Congress Fails to Pass Postal Reform, Adjourns for November Election
Congress adjourned last week without passing postal reform, dimming hopes that the much-needed measure would pass before the end of the year. “I think the outlook is gloomy at best,” says American Business Media’s postal counsel David Strauss. “Conventional wisdom amongst the lobbyists in Washington is that if the Democrats take control of the House or the Senate, there will be no chance of passing it in the lame duck session that will follow the elections.”
Postal reform legislation, passed by the House of Representatives last year and the Senate in February, should have gone on to conference so that the House and the Senate could compromise on a joint bill that ultimately would have ended up on the president’s desk.

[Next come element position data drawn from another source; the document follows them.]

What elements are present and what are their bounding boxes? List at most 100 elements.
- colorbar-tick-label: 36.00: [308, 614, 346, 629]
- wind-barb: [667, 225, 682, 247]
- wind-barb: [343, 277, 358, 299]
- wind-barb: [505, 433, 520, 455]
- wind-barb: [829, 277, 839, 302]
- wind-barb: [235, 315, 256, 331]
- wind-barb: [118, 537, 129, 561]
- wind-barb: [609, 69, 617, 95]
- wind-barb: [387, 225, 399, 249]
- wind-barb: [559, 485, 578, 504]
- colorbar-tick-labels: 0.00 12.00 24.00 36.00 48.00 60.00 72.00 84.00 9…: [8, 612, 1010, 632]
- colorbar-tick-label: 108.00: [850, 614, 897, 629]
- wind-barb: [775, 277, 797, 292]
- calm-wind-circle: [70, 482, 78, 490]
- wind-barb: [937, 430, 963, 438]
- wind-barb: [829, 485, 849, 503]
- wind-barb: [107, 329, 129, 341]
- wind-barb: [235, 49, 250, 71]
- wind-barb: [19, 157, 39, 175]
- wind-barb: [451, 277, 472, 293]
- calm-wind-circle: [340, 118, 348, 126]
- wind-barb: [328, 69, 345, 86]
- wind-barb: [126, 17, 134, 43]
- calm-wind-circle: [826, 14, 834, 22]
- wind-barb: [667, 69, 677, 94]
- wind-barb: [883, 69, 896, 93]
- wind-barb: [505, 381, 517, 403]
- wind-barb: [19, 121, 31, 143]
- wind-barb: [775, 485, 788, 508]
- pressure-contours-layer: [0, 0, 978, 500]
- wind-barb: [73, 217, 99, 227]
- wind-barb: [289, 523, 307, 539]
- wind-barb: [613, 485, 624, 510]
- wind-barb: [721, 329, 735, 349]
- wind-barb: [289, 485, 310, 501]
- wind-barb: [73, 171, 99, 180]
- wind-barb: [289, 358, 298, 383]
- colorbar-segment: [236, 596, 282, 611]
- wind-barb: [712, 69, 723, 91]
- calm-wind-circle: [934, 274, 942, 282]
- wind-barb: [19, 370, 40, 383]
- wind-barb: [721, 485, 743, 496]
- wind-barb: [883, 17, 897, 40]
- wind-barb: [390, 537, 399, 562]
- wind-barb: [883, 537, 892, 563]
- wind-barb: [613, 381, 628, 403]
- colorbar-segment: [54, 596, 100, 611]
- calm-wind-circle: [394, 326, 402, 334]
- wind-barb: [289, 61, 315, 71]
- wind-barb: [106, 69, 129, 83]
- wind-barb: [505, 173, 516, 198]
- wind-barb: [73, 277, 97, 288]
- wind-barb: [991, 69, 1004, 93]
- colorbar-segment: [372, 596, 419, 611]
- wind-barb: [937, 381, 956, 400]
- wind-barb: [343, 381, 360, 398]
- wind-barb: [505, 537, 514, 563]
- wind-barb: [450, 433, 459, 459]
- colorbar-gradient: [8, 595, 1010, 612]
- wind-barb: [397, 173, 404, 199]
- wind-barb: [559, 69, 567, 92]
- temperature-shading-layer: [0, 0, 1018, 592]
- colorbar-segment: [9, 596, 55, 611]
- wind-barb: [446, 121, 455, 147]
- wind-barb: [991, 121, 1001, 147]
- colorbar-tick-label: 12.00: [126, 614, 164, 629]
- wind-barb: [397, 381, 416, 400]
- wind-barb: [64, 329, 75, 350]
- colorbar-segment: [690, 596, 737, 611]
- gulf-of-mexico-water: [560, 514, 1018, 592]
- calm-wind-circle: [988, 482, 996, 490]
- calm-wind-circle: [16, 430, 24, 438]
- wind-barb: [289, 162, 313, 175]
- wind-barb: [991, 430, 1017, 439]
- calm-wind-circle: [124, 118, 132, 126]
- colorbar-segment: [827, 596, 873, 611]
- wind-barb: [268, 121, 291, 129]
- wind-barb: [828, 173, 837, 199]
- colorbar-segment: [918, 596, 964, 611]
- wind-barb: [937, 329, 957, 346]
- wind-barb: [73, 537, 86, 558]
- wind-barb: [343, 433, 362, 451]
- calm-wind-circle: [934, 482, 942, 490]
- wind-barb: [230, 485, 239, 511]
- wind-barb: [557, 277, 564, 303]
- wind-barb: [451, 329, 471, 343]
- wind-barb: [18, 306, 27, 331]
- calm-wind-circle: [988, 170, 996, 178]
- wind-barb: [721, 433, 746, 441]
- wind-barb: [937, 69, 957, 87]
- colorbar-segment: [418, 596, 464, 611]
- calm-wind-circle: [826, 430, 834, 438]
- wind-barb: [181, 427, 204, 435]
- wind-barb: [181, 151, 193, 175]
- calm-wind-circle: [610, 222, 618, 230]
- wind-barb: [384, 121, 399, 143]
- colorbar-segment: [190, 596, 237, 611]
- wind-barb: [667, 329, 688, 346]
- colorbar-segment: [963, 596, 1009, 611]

But the bill lost steam over the summer and never made it to conference, Strauss said. “I believe it did have a chance before Congress adjourned because the majority party in the White House wanted to get something done before the election because it’s been so frequently criticized as a do-nothing Congress,” he said. “There was no immigration bill, no lobbying reform, so passing postal reform was supposed to be a feather in the cap for the elections. But it’s too late for that now.”
Postal reform addresses a number of issues, including the need to maintain an escrow fund to cover unfunded retirement benefits. It is most immediately relevant to magazine mailers in terms of the rate-setting process. The bill proposes that future rate increases be tied the Consumer Price Index. But the House and Senate failed to reach an agreement on the bill’s “exigency clause,” which would allow for a special rate hike for an emergency or circumstances beyond the control of the Postal Service. The two sides also were unable to agree on negotiated service agreements (NSA), which allow the USPS to go off its rate card and cut deals with large-volume mailers.
Even if it had passed, the legislation would have had little impact on the Postal Service’s current rate case, which proposes an average of an 11.4 percent increase on periodicals mailing. And Strauss says the bill would not have brought immediate relief to the publishing industry. “Over the long-term it will help, but there will be no immediate benefit,” he said. “It’s not a panacea. It should be promoted and it should be passed. But I don’t want people to think that if it passes, postal rates will immediately go down, service will improve and everything is going to be great.”